The usual suspect of falling fuel costs, coupled with smaller-than-usual increases in clothing prices pushed the UK inflation rate back into negative territory in September, once again putting no pressure on the Bank of England to lift interest rates.
The usual suspect of falling fuel costs, coupled with smaller-than-usual increases in clothing prices pushed the UK inflation rate back into negative territory in September, once again putting no pressure on the Bank of England to lift interest rates. The rate of consumer price inflation has now been zero (or close enough to make no difference) since February. It’s expected to climb in the coming months as the big drop in fuel prices falls out of the year-on-year calculation, but core inflation, which strips out volatile components like food and energy, also remains weak at 1.0 percent. This offers little suggestion that underlying inflationary pressures are building in the UK economy, despite continuing strength in wage growth. Figures due out tomorrow are expected to show pay growing at 3.1 percent.

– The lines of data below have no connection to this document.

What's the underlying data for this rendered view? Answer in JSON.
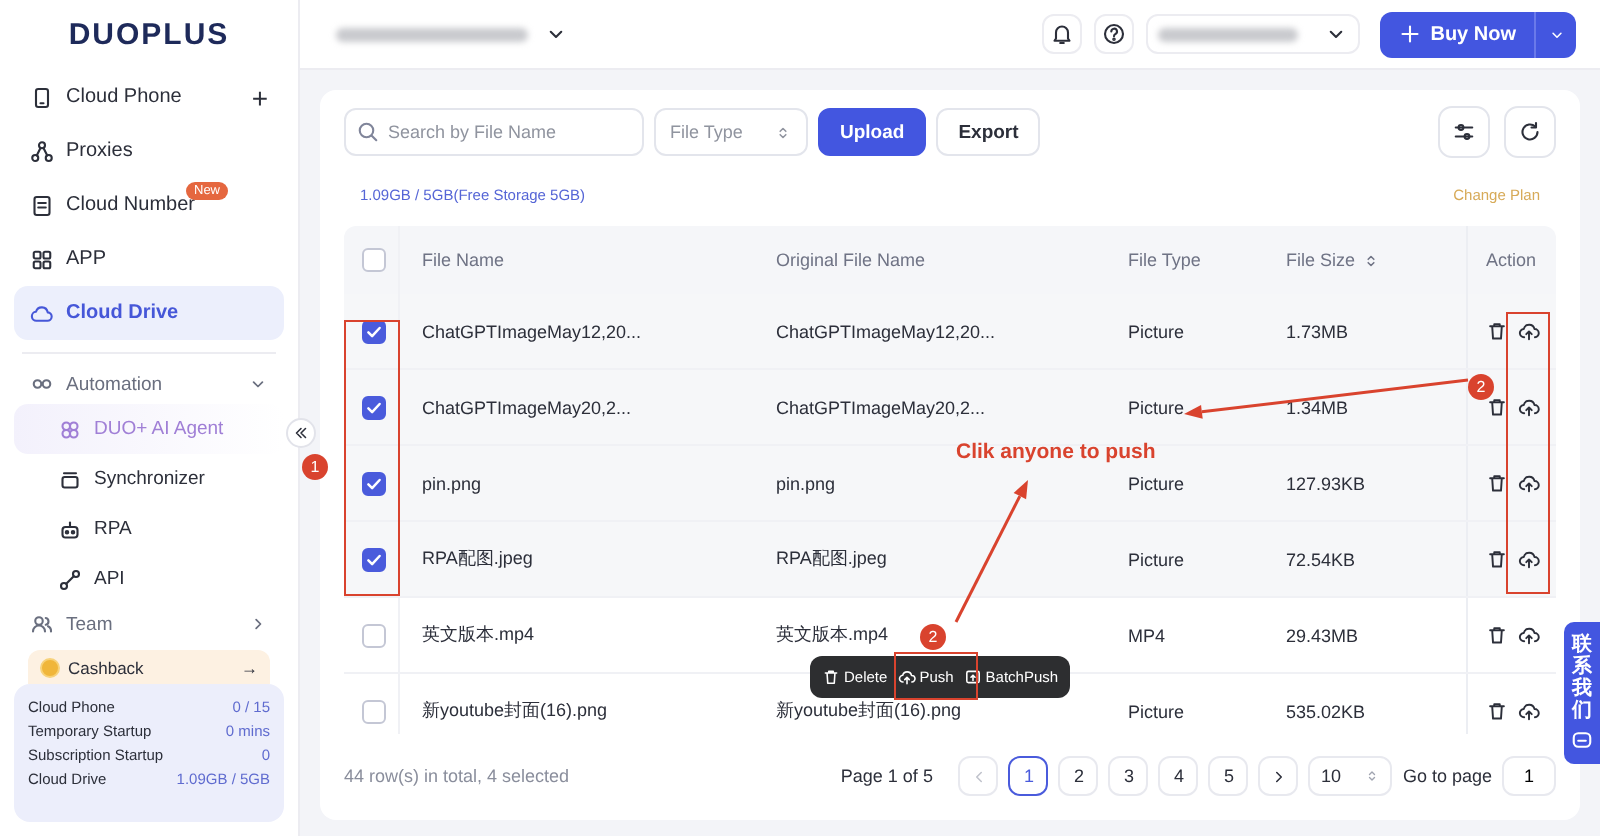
{
  "logo": "DUOPLUS",
  "sidebar": {
    "nav": [
      {
        "label": "Cloud Phone",
        "selected": false,
        "add": "+"
      },
      {
        "label": "Proxies",
        "selected": false
      },
      {
        "label": "Cloud Number",
        "selected": false,
        "badge": "New"
      },
      {
        "label": "APP",
        "selected": false
      },
      {
        "label": "Cloud Drive",
        "selected": true
      }
    ],
    "groups": [
      {
        "label": "Automation",
        "expanded": true,
        "children": [
          {
            "label": "DUO+ AI Agent",
            "kind": "featured"
          },
          {
            "label": "Synchronizer",
            "kind": "plain"
          },
          {
            "label": "RPA",
            "kind": "plain"
          },
          {
            "label": "API",
            "kind": "plain"
          }
        ]
      },
      {
        "label": "Team",
        "expanded": false
      }
    ],
    "cashback": {
      "label": "Cashback",
      "arrow": "→"
    },
    "usage": [
      {
        "label": "Cloud Phone",
        "value": "0 / 15"
      },
      {
        "label": "Temporary Startup",
        "value": "0 mins"
      },
      {
        "label": "Subscription Startup",
        "value": "0"
      },
      {
        "label": "Cloud Drive",
        "value": "1.09GB / 5GB"
      }
    ]
  },
  "header": {
    "buy_button": "Buy Now"
  },
  "toolbar": {
    "search": {
      "placeholder": "Search by File Name"
    },
    "file_type": {
      "placeholder": "File Type"
    },
    "buttons": [
      {
        "label": "Upload",
        "kind": "primary"
      },
      {
        "label": "Export",
        "kind": "default"
      }
    ]
  },
  "storage": {
    "text": "1.09GB / 5GB(Free Storage 5GB)",
    "link": "Change Plan"
  },
  "table": {
    "all_checked": false,
    "columns": [
      {
        "label": "File Name",
        "sortable": false
      },
      {
        "label": "Original File Name",
        "sortable": false
      },
      {
        "label": "File Type",
        "sortable": false
      },
      {
        "label": "File Size",
        "sortable": true
      },
      {
        "label": "Action",
        "sortable": false
      }
    ],
    "rows": [
      {
        "checked": true,
        "file_name": "ChatGPTImageMay12,20...",
        "original_name": "ChatGPTImageMay12,20...",
        "type": "Picture",
        "size": "1.73MB"
      },
      {
        "checked": true,
        "file_name": "ChatGPTImageMay20,2...",
        "original_name": "ChatGPTImageMay20,2...",
        "type": "Picture",
        "size": "1.34MB"
      },
      {
        "checked": true,
        "file_name": "pin.png",
        "original_name": "pin.png",
        "type": "Picture",
        "size": "127.93KB"
      },
      {
        "checked": true,
        "file_name": "RPA配图.jpeg",
        "original_name": "RPA配图.jpeg",
        "type": "Picture",
        "size": "72.54KB"
      },
      {
        "checked": false,
        "file_name": "英文版本.mp4",
        "original_name": "英文版本.mp4",
        "type": "MP4",
        "size": "29.43MB"
      },
      {
        "checked": false,
        "file_name": "新youtube封面(16).png",
        "original_name": "新youtube封面(16).png",
        "type": "Picture",
        "size": "535.02KB"
      }
    ]
  },
  "bulk_actions": [
    {
      "label": "Delete",
      "kind": "delete"
    },
    {
      "label": "Push",
      "kind": "push"
    },
    {
      "label": "BatchPush",
      "kind": "batch"
    }
  ],
  "pagination": {
    "summary": "44 row(s) in total, 4 selected",
    "page_info": "Page 1 of 5",
    "pages": [
      {
        "label": "1",
        "selected": true
      },
      {
        "label": "2",
        "selected": false
      },
      {
        "label": "3",
        "selected": false
      },
      {
        "label": "4",
        "selected": false
      },
      {
        "label": "5",
        "selected": false
      }
    ],
    "page_size": "10",
    "goto_label": "Go to page",
    "goto_value": "1"
  },
  "annotations": {
    "note": "Clik anyone to push",
    "badges": [
      "1",
      "2",
      "2"
    ]
  },
  "contact_tab": "联系我们"
}
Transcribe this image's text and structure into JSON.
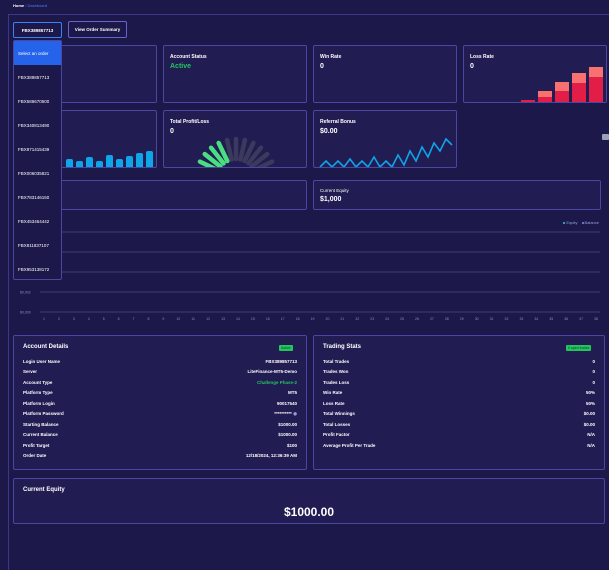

Downside risks to the UK economy are still numerous. Global concerns, especially surrounding China and other emerging markets, have been well-documented, but there are also signs the domestic economy could be faltering. Last week’s PMI survey for the services sector, which accounts for around three-quarters of economic output, showed business activity growing at its slowest pace for more than two years. While the impact of rising wages remains notable by its absence in the inflation figures, I expect the Bank of England to focus on the risks and exercise caution on interest rates. I see them remaining at 0.5 percent into the second half of next year, and quite possibly even longer than that.